Je n’ai donc pas pu résister à la tentation de surfer sur le site du Metropolitan Museum of Art, du Los Angeles County Museum of Art – LACMA -, du National Gallery of Art et du challenger européen, l’incontournable Rijksmuseum.                                                                 En préambule, précisons que ces musées proposent un téléchargement libre et grauit des oeuvres qui sont libres de droit – en anglais royalty-free-. C’est à dire des oeuvres qui sont tombées dans le domaine public : leur usage n’est alors pas ou plus restreint par la loi. Nous sommes alors libres de télécharger et d’utiliser les images de ces oeuvres. Attention cependant, je ne rentrerai pas dans le détail mais il existe aussi un droit moral pour justement l’exploitation des oeuvres qu’en ferait l’utilisateur. … Pour information, sachez qu’en France une œuvre entre dans le domaine public 70 ans après la mort de son/ses auteurs. Dites-vous ainsi que ces musées qui prennent la peine de mettre à votre disposition des oeuvres ont réalisé, en amont, un important travail juridique !  Cette remarque ma été confirmée par Gonzague Gauthier, chargé de projet numériques au Centre Pompidou.

Le Metropolitan Museum of Art prévoient des fonctionnalités de partage de sa collection en ligne. Ainsi, l’utilisateur peut très facilement partager une oeuvre de la collection en ligne sur les réseaux sociaux suivants : Facebook, Twitter, Pinterest et Tumblr – ce dernier étant avant tout  une plate-forme de blogging-. ↓

Visualisation oeuvre de la collection du MET. Yves Tanguy, the Satin Tuning Fork, 1940

Visualisation d’une oeuvre de la collection du MET. Yves Tanguy, The Satin Tuning Fork, 1940

 

 

Yves Tanguy, The The Satin Tuning Fork, visualisation des ressources mises en ligne (2)

Yves Tanguy, The Satin Tuning Fork, visualisation des ressources mises en ligne

Si l’icône share permet un partage évident sur les réseaux sociaux, notons que l’icône «My Met» est une mini-application qui permet à l’utilisateur de constituer sa propre collection dans un portofolio.
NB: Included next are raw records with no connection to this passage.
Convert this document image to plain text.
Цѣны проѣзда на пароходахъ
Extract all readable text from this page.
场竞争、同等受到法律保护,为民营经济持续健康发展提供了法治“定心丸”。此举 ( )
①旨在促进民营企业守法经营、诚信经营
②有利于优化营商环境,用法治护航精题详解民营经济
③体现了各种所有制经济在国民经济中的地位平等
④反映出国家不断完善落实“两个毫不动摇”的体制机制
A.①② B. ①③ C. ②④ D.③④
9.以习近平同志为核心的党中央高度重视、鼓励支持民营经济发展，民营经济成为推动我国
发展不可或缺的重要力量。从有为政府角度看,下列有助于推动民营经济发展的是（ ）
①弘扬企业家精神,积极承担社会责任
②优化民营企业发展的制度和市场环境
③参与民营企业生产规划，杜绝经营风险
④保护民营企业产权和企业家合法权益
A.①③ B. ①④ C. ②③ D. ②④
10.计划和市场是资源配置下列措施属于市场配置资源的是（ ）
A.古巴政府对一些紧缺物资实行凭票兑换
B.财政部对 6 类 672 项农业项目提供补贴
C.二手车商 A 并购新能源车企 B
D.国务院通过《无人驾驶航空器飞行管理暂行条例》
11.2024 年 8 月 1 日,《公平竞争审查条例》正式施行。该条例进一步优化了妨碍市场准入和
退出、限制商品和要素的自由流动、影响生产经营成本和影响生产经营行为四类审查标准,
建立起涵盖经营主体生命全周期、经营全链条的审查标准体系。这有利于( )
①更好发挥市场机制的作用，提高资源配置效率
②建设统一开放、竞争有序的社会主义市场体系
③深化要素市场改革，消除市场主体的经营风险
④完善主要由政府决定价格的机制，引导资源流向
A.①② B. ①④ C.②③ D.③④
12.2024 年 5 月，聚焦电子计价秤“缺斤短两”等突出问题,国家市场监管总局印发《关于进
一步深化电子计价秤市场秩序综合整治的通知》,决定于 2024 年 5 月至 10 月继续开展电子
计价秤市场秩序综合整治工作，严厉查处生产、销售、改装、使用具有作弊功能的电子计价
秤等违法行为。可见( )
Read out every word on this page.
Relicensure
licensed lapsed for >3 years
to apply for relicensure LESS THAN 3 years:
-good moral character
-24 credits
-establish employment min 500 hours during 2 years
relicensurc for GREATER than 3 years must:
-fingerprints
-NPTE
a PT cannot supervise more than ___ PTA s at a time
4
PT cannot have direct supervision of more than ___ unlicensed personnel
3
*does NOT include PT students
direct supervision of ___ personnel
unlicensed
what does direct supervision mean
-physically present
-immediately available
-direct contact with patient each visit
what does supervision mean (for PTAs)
Une application devenue courante dans l’offre numérique des musées et devenue «tendance». L’internaute peut également, à l’aide d’un plan interactif, localiser  l’oeuvre dans le musée. Pratique pour préparer une visite ! On peut cependant faire le reproche suivant au dispositif : les oeuvres libres de droits et donc téléchargeables et utilisables librement sont mentionnées par le logo OASC. Il faut donc chercher, image par image, celles ayant le logo OASC : on ne vous mâchera pas le travail, et encore faut-il le savoir !  Il faut ensuite cliquer sur l’icône de téléchargement -à droite-. Une fenêtre s’ouvre, l’image est affichée en grand. Reste à faire un clic droit et « enregistrer l’image » sur votre disque dur.
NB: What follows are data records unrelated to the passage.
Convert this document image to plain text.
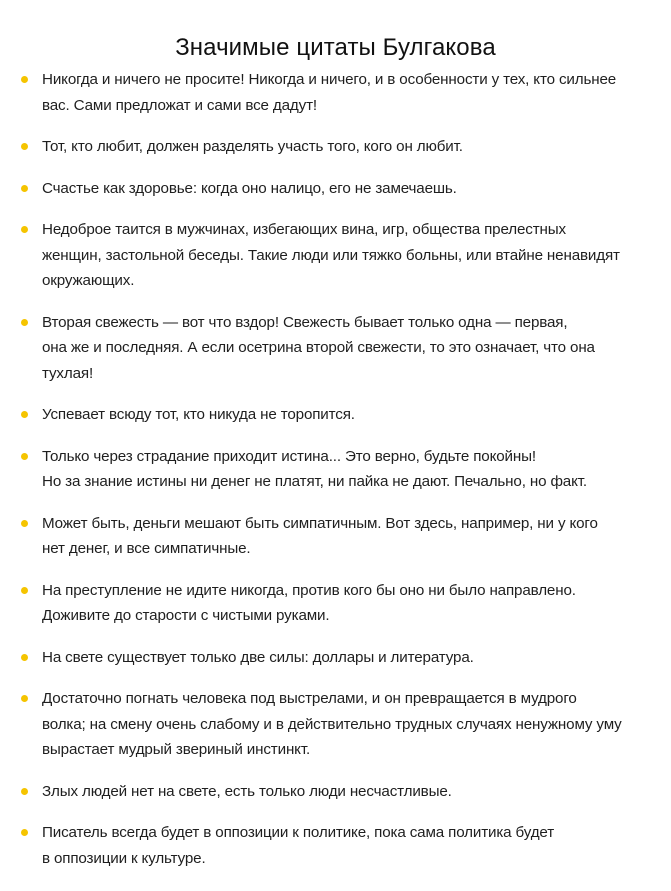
Значимые цитаты Булгакова
Никогда и ничего не просите! Никогда и ничего, и в особенности у тех, кто сильнее
вас. Сами предложат и сами все дадут!
Тот, кто любит, должен разделять участь того, кого он любит.
Счастье как здоровье: когда оно налицо, его не замечаешь.
Недоброе таится в мужчинах, избегающих вина, игр, общества прелестных
женщин, застольной беседы. Такие люди или тяжко больны, или втайне ненавидят
окружающих.
Вторая свежесть — вот что вздор! Свежесть бывает только одна — первая,
она же и последняя. А если осетрина второй свежести, то это означает, что она
тухлая!
Успевает всюду тот, кто никуда не торопится.
Только через страдание приходит истина... Это верно, будьте покойны!
Но за знание истины ни денег не платят, ни пайка не дают. Печально, но факт.
Может быть, деньги мешают быть симпатичным. Вот здесь, например, ни у кого
нет денег, и все симпатичные.
На преступление не идите никогда, против кого бы оно ни было направлено.
Доживите до старости с чистыми руками.
На свете существует только две силы: доллары и литература.
Достаточно погнать человека под выстрелами, и он превращается в мудрого
волка; на смену очень слабому и в действительно трудных случаях ненужному уму
вырастает мудрый звериный инстинкт.
Злых людей нет на свете, есть только люди несчастливые.
Писатель всегда будет в оппозиции к политике, пока сама политика будет
в оппозиции к культуре.
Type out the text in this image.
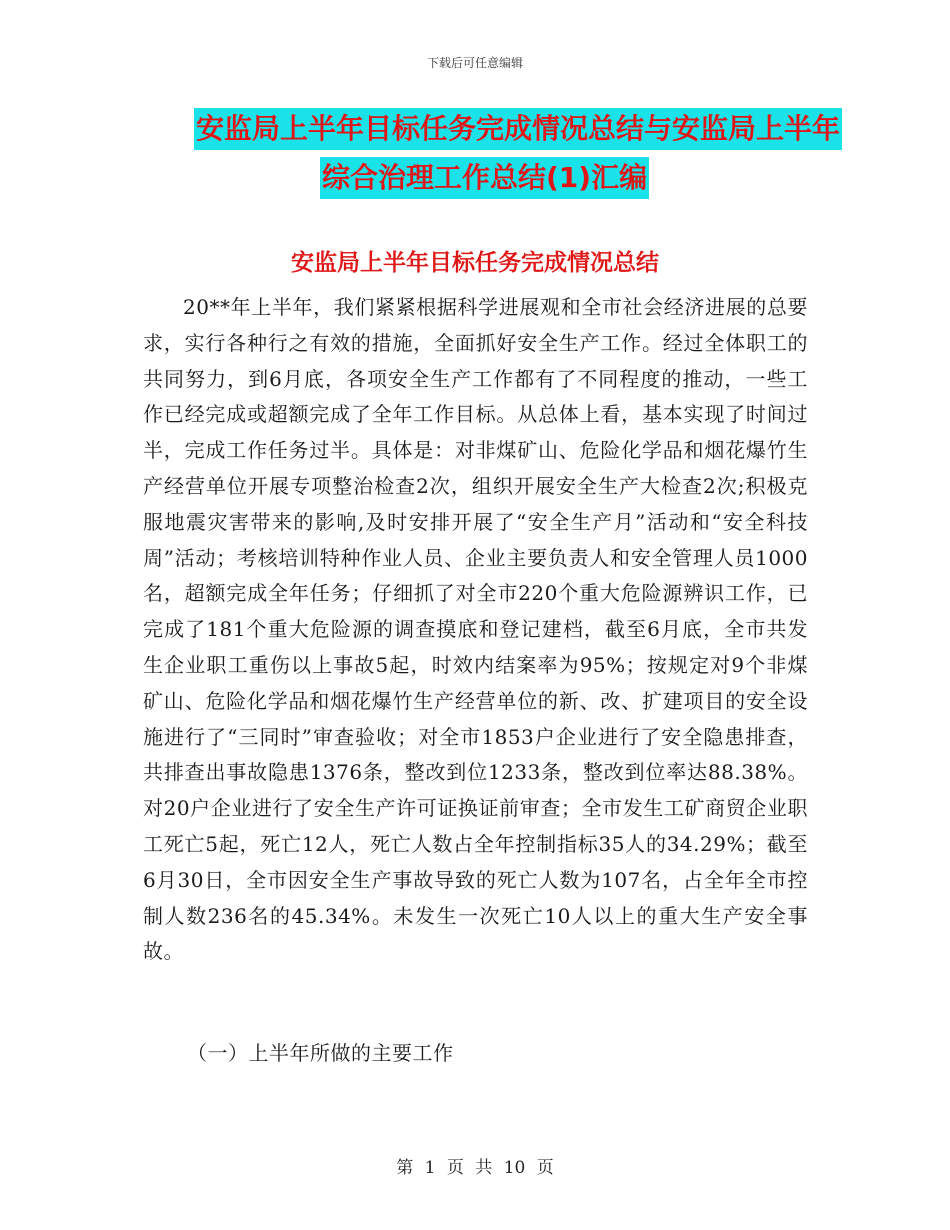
下载后可任意编辑
安监局上半年目标任务完成情况总结与安监局上半年
综合治理工作总结(1)汇编
安监局上半年目标任务完成情况总结

20**年上半年，我们紧紧根据科学进展观和全市社会经济进展的总要求，实行各种行之有效的措施，全面抓好安全生产工作。经过全体职工的共同努力，到6月底，各项安全生产工作都有了不同程度的推动，一些工作已经完成或超额完成了全年工作目标。从总体上看，基本实现了时间过半，完成工作任务过半。具体是：对非煤矿山、危险化学品和烟花爆竹生产经营单位开展专项整治检查2次，组织开展安全生产大检查2次;积极克服地震灾害带来的影响,及时安排开展了“安全生产月”活动和“安全科技周”活动；考核培训特种作业人员、企业主要负责人和安全管理人员1000名，超额完成全年任务；仔细抓了对全市220个重大危险源辨识工作，已完成了181个重大危险源的调查摸底和登记建档，截至6月底，全市共发生企业职工重伤以上事故5起，时效内结案率为95%；按规定对9个非煤矿山、危险化学品和烟花爆竹生产经营单位的新、改、扩建项目的安全设施进行了“三同时”审查验收；对全市1853户企业进行了安全隐患排查，共排查出事故隐患1376条，整改到位1233条，整改到位率达88.38%。对20户企业进行了安全生产许可证换证前审查；全市发生工矿商贸企业职工死亡5起，死亡12人，死亡人数占全年控制指标35人的34.29%；截至6月30日，全市因安全生产事故导致的死亡人数为107名，占全年全市控制人数236名的45.34%。未发生一次死亡10人以上的重大生产安全事故。

（一）上半年所做的主要工作
第 1 页 共 10 页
Contrairement au MET, le LACMA enrichit sa prestation de la possibilité donnée à l’internaute de zoomer sur un coin d’une toile par exemple. Le partage sur les réseaux sociaux inclut Google +. Comme pour le Metropolitan, on peut créer sa propre gallerie avec l’option «My Gallery». ↓

Henri Scheffer, Study For a Battle Scene, vers 1830. Image aggrandie, options de téléchargement et partage. Lacma

Henri Scheffer, Study For a Battle Scene, vers 1830. Image aggrandie, options de téléchargement et partage – LACMA

La collection en ligne du National Gallery of Art développe une présentation très sobre des oeuvres. J’y ai apprécié le moteur de recherche par artiste et par mots clés, sur un fonctionnement déductif qui est assez efficace. D’autres filtres de recherche sont incorporés : dates, styles de peinture, type de médium. Le plus du site web : l’outil de zoom avec une haute qualité de l’image et un double affichage – zone agrandie et partie du tableau vue au zoom -. L’ensemble est très bien réalisé .↓

National Gallery of Art, Zoom sur une oeuvre de Vincent Van Gogh

National Gallery of Art, zoom sur une oeuvre de Vincent van Gogh

 

 

Impression d'écran depuis la collection du National Gallery of Art en ligne - Ici choix thématique «Intimate Impressions. Vincent Van Gogh, Flower Beds in Holland

Impression d’écran depuis la collection du National Gallery of Art en ligne – Ici choix du filtre thématique «Intimate Impressions» – Vincent Van Gogh, Flower Beds in Holland

Gardons le meilleur pour la fin. Sans rentrer dans les détails – cf billet sur le Rijksstudio -, le Musée National des Pays-Bas écrasent la concurrence grâce à plusieurs armes. La première que l’on peut juger superflue de prime abord ne l’est pas pour un surfeur aguerri du web. On aime que ça aille vite et surtout trouver vite ! En deux clicks on explore la collection en ligne, une homepage claire et simple pour une recherche simplifiée ! Autre avantage : on sent une patte «design» dans l’ergonomie et la conception du site que n’ont pas les grosses écuries muséales américaines. Pour faire simple, l’interface est plus sexy. Enfin, le musée se distingue de la masse avec son application «Rijksstudio» , qu’elle exploite à fond , et un moteur de recherche par couleurs – chaque tableau par exemple est accompagné de la palette des couleurs dominantes de la toile – .↓

 

Francisco José de Goya y Lucientes, Portrait of Don Ramon Satué, 1823 - Capture d'écran depuis le site web du Rijksmuseum, à droite la palette de couleurs de l'oeuvre

Francisco José de Goya y Lucientes, Portrait of Don Ramon Satué, 1823 – Capture d’écran depuis le site web du Rijksmuseum – A droite la palette de couleurs de l’oeuvre

 

F.B.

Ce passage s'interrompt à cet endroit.